I recommend this book to anyone interested in the history of deaf people in public life. It makes an important contribution to the growing scholarship in both disability studies and deaf history, especially the struggles of deaf people to participate in regional and local institutions.
On a personal note, one thing I find frustrating in deaf history (in general) is the inconsistent capitalization of "Deaf" or "deaf". This is a thorny issue. As capitalization gained popularity among Deaf people and in Deaf Studies in the late twentieth century, more historians began to use it. Presently, however, there seems to be a united effort not to capitalize willy-nilly. In this particular collection, the introduction and all essays except the last two use the lowercase.

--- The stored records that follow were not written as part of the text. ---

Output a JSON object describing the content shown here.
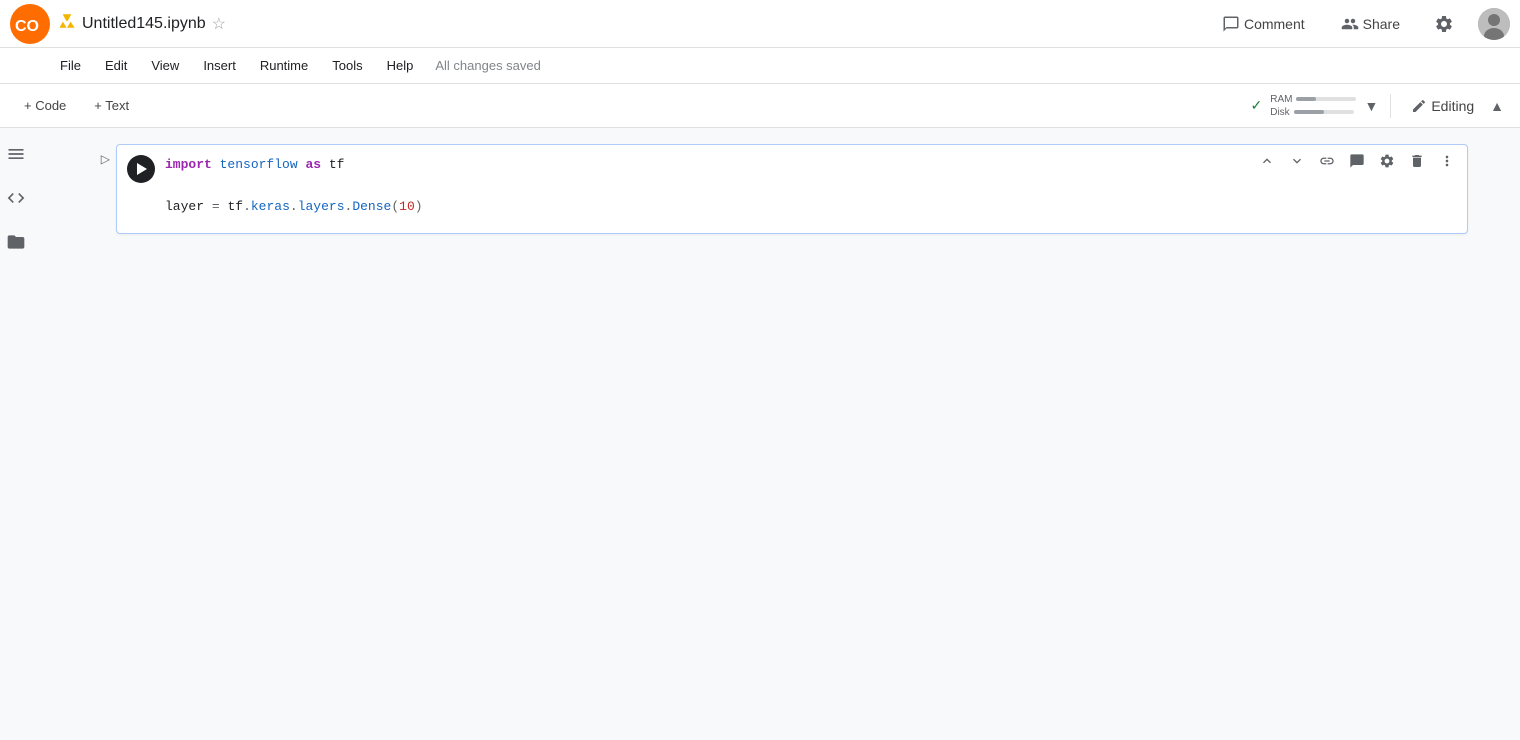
{
  "header": {
    "file_title": "Untitled145.ipynb",
    "file_icon": "📄",
    "all_changes_label": "All changes saved",
    "comment_label": "Comment",
    "share_label": "Share",
    "editing_label": "Editing"
  },
  "menubar": {
    "items": [
      "File",
      "Edit",
      "View",
      "Insert",
      "Runtime",
      "Tools",
      "Help"
    ]
  },
  "toolbar": {
    "add_code_label": "+ Code",
    "add_text_label": "+ Text",
    "ram_label": "RAM",
    "disk_label": "Disk",
    "ram_fill_width": "20",
    "disk_fill_width": "30"
  },
  "cell": {
    "code_line1": "import tensorflow as tf",
    "code_line2": "layer = tf.keras.layers.Dense(10)"
  },
  "sidebar": {
    "icons": [
      "menu",
      "code",
      "folder"
    ]
  }
}
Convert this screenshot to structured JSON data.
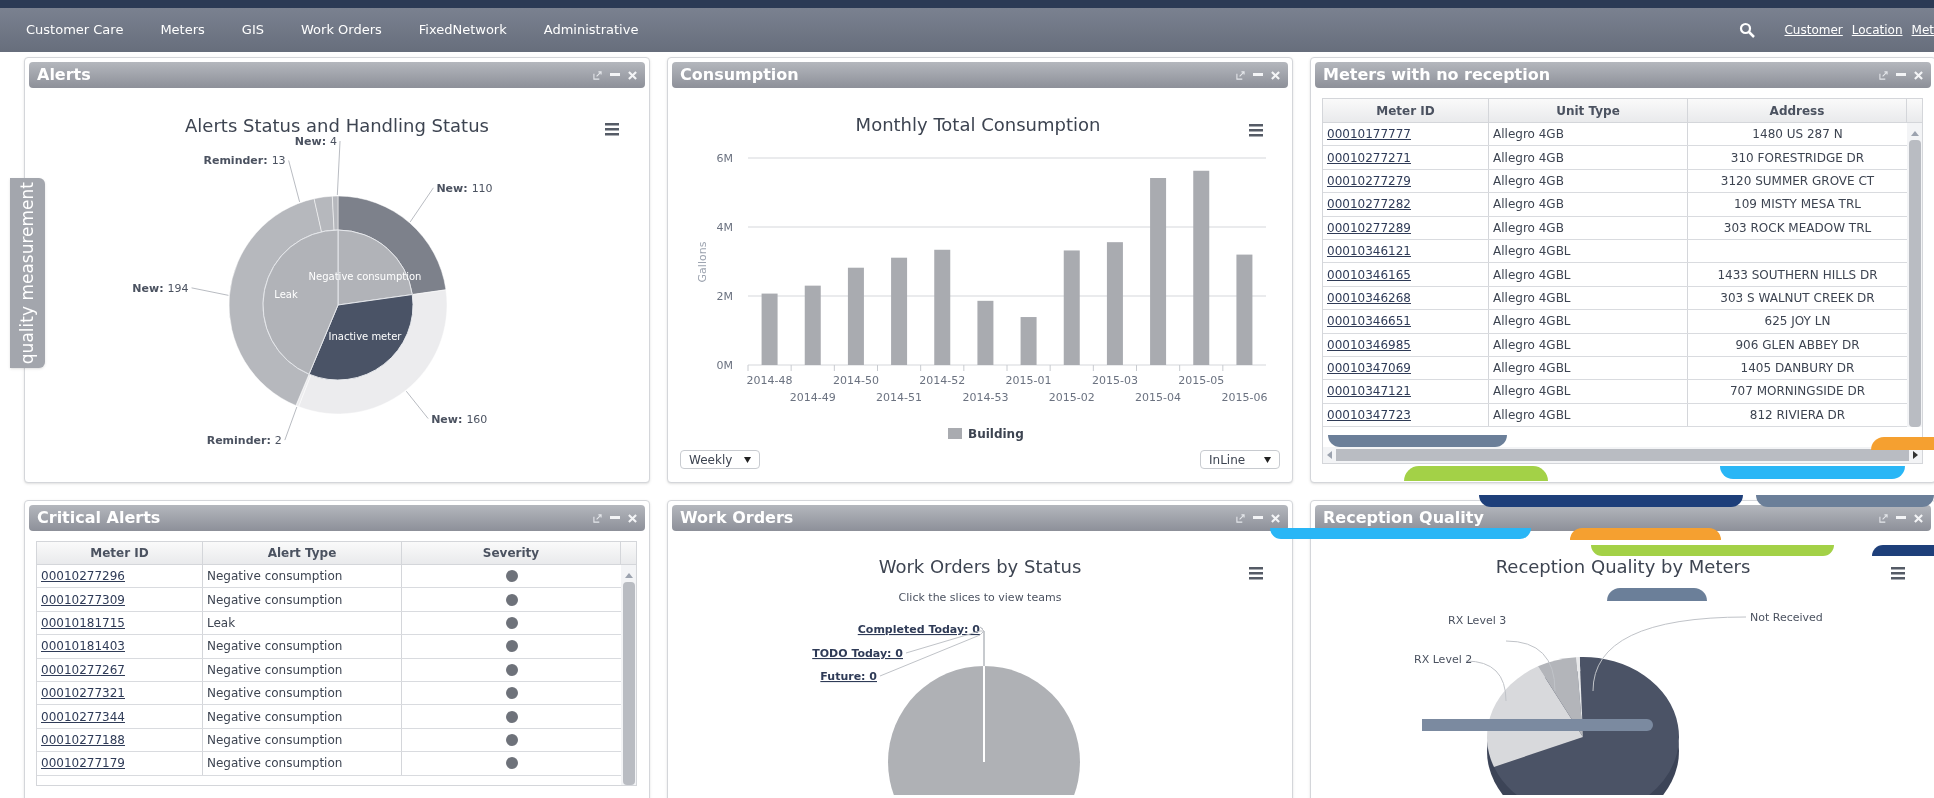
{
  "nav": {
    "items": [
      "Customer Care",
      "Meters",
      "GIS",
      "Work Orders",
      "FixedNetwork",
      "Administrative"
    ],
    "links": [
      "Customer",
      "Location",
      "Met"
    ]
  },
  "side_tab": "quality measurement",
  "alerts": {
    "title": "Alerts",
    "chart_title": "Alerts Status and Handling Status",
    "chart": {
      "kind": "donut",
      "inner_labels": [
        "Negative consumption",
        "Inactive meter",
        "Leak"
      ],
      "slice_labels": [
        {
          "name": "New:",
          "value": "110"
        },
        {
          "name": "New:",
          "value": "160"
        },
        {
          "name": "Reminder:",
          "value": "2"
        },
        {
          "name": "New:",
          "value": "194"
        },
        {
          "name": "Reminder:",
          "value": "13"
        },
        {
          "name": "New:",
          "value": "4"
        }
      ]
    }
  },
  "consumption": {
    "title": "Consumption",
    "chart_data": {
      "type": "bar",
      "title": "Monthly Total Consumption",
      "ylabel": "Gallons",
      "categories": [
        "2014-48",
        "2014-49",
        "2014-50",
        "2014-51",
        "2014-52",
        "2014-53",
        "2015-01",
        "2015-02",
        "2015-03",
        "2015-04",
        "2015-05",
        "2015-06"
      ],
      "series": [
        {
          "name": "Building",
          "color": "#a9abb0",
          "values": [
            2070000,
            2300000,
            2820000,
            3110000,
            3340000,
            1860000,
            1390000,
            3320000,
            3560000,
            5420000,
            5630000,
            3200000
          ]
        }
      ],
      "ylim": [
        0,
        6000000
      ],
      "yticks": [
        {
          "value": 0,
          "label": "0M"
        },
        {
          "value": 2000000,
          "label": "2M"
        },
        {
          "value": 4000000,
          "label": "4M"
        },
        {
          "value": 6000000,
          "label": "6M"
        }
      ]
    },
    "period": "Weekly",
    "source": "InLine"
  },
  "meters": {
    "title": "Meters with no reception",
    "columns": [
      "Meter ID",
      "Unit Type",
      "Address"
    ],
    "rows": [
      {
        "id": "00010177777",
        "type": "Allegro 4GB",
        "address": "1480 US 287 N"
      },
      {
        "id": "00010277271",
        "type": "Allegro 4GB",
        "address": "310 FORESTRIDGE DR"
      },
      {
        "id": "00010277279",
        "type": "Allegro 4GB",
        "address": "3120 SUMMER GROVE CT"
      },
      {
        "id": "00010277282",
        "type": "Allegro 4GB",
        "address": "109 MISTY MESA TRL"
      },
      {
        "id": "00010277289",
        "type": "Allegro 4GB",
        "address": "303 ROCK MEADOW TRL"
      },
      {
        "id": "00010346121",
        "type": "Allegro 4GBL",
        "address": ""
      },
      {
        "id": "00010346165",
        "type": "Allegro 4GBL",
        "address": "1433 SOUTHERN HILLS DR"
      },
      {
        "id": "00010346268",
        "type": "Allegro 4GBL",
        "address": "303 S WALNUT CREEK DR"
      },
      {
        "id": "00010346651",
        "type": "Allegro 4GBL",
        "address": "625 JOY LN"
      },
      {
        "id": "00010346985",
        "type": "Allegro 4GBL",
        "address": "906 GLEN ABBEY DR"
      },
      {
        "id": "00010347069",
        "type": "Allegro 4GBL",
        "address": "1405 DANBURY DR"
      },
      {
        "id": "00010347121",
        "type": "Allegro 4GBL",
        "address": "707 MORNINGSIDE DR"
      },
      {
        "id": "00010347723",
        "type": "Allegro 4GBL",
        "address": "812 RIVIERA DR"
      }
    ]
  },
  "critical": {
    "title": "Critical Alerts",
    "columns": [
      "Meter ID",
      "Alert Type",
      "Severity"
    ],
    "rows": [
      {
        "id": "00010277296",
        "type": "Negative consumption",
        "color": "#6e727a"
      },
      {
        "id": "00010277309",
        "type": "Negative consumption",
        "color": "#6e727a"
      },
      {
        "id": "00010181715",
        "type": "Leak",
        "color": "#6e727a"
      },
      {
        "id": "00010181403",
        "type": "Negative consumption",
        "color": "#6e727a"
      },
      {
        "id": "00010277267",
        "type": "Negative consumption",
        "color": "#6e727a"
      },
      {
        "id": "00010277321",
        "type": "Negative consumption",
        "color": "#6e727a"
      },
      {
        "id": "00010277344",
        "type": "Negative consumption",
        "color": "#6e727a"
      },
      {
        "id": "00010277188",
        "type": "Negative consumption",
        "color": "#6e727a"
      },
      {
        "id": "00010277179",
        "type": "Negative consumption",
        "color": "#6e727a"
      }
    ]
  },
  "work_orders": {
    "title": "Work Orders",
    "chart_title": "Work Orders by Status",
    "subtitle": "Click the slices to view teams",
    "labels": [
      "Completed Today: 0",
      "TODO Today: 0",
      "Future: 0"
    ]
  },
  "reception": {
    "title": "Reception Quality",
    "chart_title": "Reception Quality by Meters",
    "labels": [
      "RX Level 3",
      "RX Level 2",
      "Not Received"
    ]
  }
}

These last two, however—Breda Carty's "The 'Breakaways'": Deaf Citizens' Groups in Austrailia in the 1920s and the 1930s" and Jean Lindquist Bergey's "Divine and Secular: Reverend Robert Capers Fletcher and the Southern Deaf Community, 1931-1972"—capitalize the "D" consistently except in historical quotations. There seems to be no sure rule based on medical or cultural designation or historical development for deciding for or against the capital "D". While it's admittedly a small thing, probably just a pet peeve, it's enough to make a writer looking for models pull out her hair in editorial angst. Perhaps it is just one more sign of the complex nature of deafness and deaf history.